Bektaşi tekkesine mensup olmuş, hayatının büyük bölümünü İstanbul'da çeşitli hanlarda geçirmiştir. Son dönemlerinde Bakırköy Akıl Hastanesi'nde kendine ayrılan 21. koğuşta kalmıştır. 1930'larda kısa süreyle kendine bağlanan aylık haricinde düzenli bir geliri olmamıştır ve hayatı boyunca epilepsi nöbetleri ile uğraşmıştır. Aynı zamanda rakı başta olmak üzere fazla içki içtiği bilinmektedir ("Ancak bir alkolik onun gönlünü çalabilmişti: Neyzen Tevfik!").




Bütün metrelerin ve santimlerin,
Bütün kiloların ve gramların,
Bütün rakıların
Ürktüğü adam.*

O’nu tanımlamak, o’nu bir kılıfa sokabilmenin en güzel yollarından biri Özdemir’in Asaf’ın bu kısacık dörtlüğü belki de. Ben ise onu tanımlayıp anlatma cüretini göstermekten çok onun yaşadıklarını, onun hayatından kesitleri siz değerli okurlara aktarmaya çalışmakla yetineceğim.
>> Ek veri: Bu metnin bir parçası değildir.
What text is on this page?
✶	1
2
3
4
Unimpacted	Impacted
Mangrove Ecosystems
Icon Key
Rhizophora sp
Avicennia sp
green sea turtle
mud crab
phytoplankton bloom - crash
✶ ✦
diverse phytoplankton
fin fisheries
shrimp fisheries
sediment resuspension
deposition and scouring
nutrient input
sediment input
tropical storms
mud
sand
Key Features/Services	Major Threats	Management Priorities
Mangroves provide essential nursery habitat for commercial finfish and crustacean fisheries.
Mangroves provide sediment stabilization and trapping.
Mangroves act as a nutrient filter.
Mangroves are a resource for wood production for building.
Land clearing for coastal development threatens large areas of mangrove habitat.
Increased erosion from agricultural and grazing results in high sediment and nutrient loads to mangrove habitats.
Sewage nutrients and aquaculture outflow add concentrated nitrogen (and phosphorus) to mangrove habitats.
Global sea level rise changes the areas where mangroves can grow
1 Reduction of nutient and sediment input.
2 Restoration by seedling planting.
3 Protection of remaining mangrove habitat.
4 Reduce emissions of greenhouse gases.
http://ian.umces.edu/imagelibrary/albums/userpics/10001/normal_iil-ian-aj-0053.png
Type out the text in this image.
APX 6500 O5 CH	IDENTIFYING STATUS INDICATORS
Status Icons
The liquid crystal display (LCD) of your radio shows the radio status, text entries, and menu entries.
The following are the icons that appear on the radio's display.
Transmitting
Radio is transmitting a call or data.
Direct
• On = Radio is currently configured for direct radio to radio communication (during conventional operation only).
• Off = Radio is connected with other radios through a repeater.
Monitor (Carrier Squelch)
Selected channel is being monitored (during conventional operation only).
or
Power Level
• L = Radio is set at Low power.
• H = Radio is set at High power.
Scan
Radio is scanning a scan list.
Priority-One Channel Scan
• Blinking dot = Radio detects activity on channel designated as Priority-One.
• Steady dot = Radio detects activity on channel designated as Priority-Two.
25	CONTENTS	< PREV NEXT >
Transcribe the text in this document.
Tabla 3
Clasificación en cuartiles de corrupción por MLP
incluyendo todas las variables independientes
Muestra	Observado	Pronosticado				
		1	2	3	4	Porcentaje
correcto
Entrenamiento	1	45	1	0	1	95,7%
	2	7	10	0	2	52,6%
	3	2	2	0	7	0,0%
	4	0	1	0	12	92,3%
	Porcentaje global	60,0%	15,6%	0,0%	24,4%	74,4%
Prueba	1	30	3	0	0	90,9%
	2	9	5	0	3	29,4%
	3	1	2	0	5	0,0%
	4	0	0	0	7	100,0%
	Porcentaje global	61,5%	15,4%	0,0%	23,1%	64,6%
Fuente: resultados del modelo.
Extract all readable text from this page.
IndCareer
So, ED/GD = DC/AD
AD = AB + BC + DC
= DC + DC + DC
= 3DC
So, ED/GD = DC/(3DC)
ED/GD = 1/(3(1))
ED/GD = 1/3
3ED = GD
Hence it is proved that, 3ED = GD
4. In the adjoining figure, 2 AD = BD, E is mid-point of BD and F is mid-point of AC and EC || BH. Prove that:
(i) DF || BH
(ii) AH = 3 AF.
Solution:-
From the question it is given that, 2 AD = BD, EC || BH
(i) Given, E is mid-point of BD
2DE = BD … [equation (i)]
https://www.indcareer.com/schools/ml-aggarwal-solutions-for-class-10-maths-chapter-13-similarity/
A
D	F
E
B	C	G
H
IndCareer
Tevfik Kolaylı.. Nam-ı diğer Neyzen, Neyzen Tevfik. Türk edebiyatının, Türk tarihinin tartışmasız en renkli simalarından biri. İlk nefesini Bodrum’da alır Neyzen. Daha sonraları Can Yücel gibi bir üstada daha ev sahipliği yapacak bu küçük yerde geçer çocukluğu. Kültürlü, sevgilerini belli etmekten çekinmeyen bir aileye sahiptir. Hatta ailesini şu şekilde tanımlamaya çalışır; “Anamın ve babamın güzel yüzlerindeki riyasız, mâsum insanlık ifadesi..” Bir de daha sonraları Neyzen öldükten sonra onun eserlerine ve çalışmalarına büyük önem vermiş, onun bugün bile hala okunabilmesini sağlayan küçük bir erkek kardeşe sahiptir. Çocukluğunu geçirdiği, daha sonraları bedenini esir alacak sara hastalığını edindiği ve müziğe tapmaya başladığı Bodrum’da Neyzen hayatının en önemli anını şöyle anlatıyor;
“Okula yeni başlamıştım, bir aksam paydos olmuş, ben babamla beraber eve gitmek üzere yola koyulmuştum. Tam çarşı hizalarına geldiğimiz sırada uzaktan gelen davul, zurna sesleriyle durakladık. Ben daha o yaşta musikinin tutkunu, çılgınca düşkünüydüm. Babamı elinden çekerek çalgı seslerinin geldiği tarafa doğru adeta sürüklüyordum. Nihayet alayın ucu Köşkiçi meydanında göründü. Biraz daha yaklaşınca zurna ve lavtaların ahengine tempo tutan davul tokmakları sanki hep birden kafama inmeye başlamıştı. Yaklaşan kalabalığın ellerinde on, on beş sırık, sırıkların ucunda da kesik insan kafaları vardı. Gözlerim dehşetle yuvalarından fırlamış ve ben çığlığı basmıştım. Şaşıran babam, güya o feci manzarayı bana daha fazla göstermemek için önünde durduğumuz demirci dükkânının içine dalıvermişti. Oysa olan olmuş ve çocuk ruhumda müthiş bir kasırga kopmuştu. Eve, dinmeyen titremeler içinde getirildim ve birçok korku ilaçlarından geçirildim. Fakat, yazık ki bilincimin bir burcu göçmüş, akıl tahtamın bir çivisi demirci dükkânında düşüp kaybolmuştu.”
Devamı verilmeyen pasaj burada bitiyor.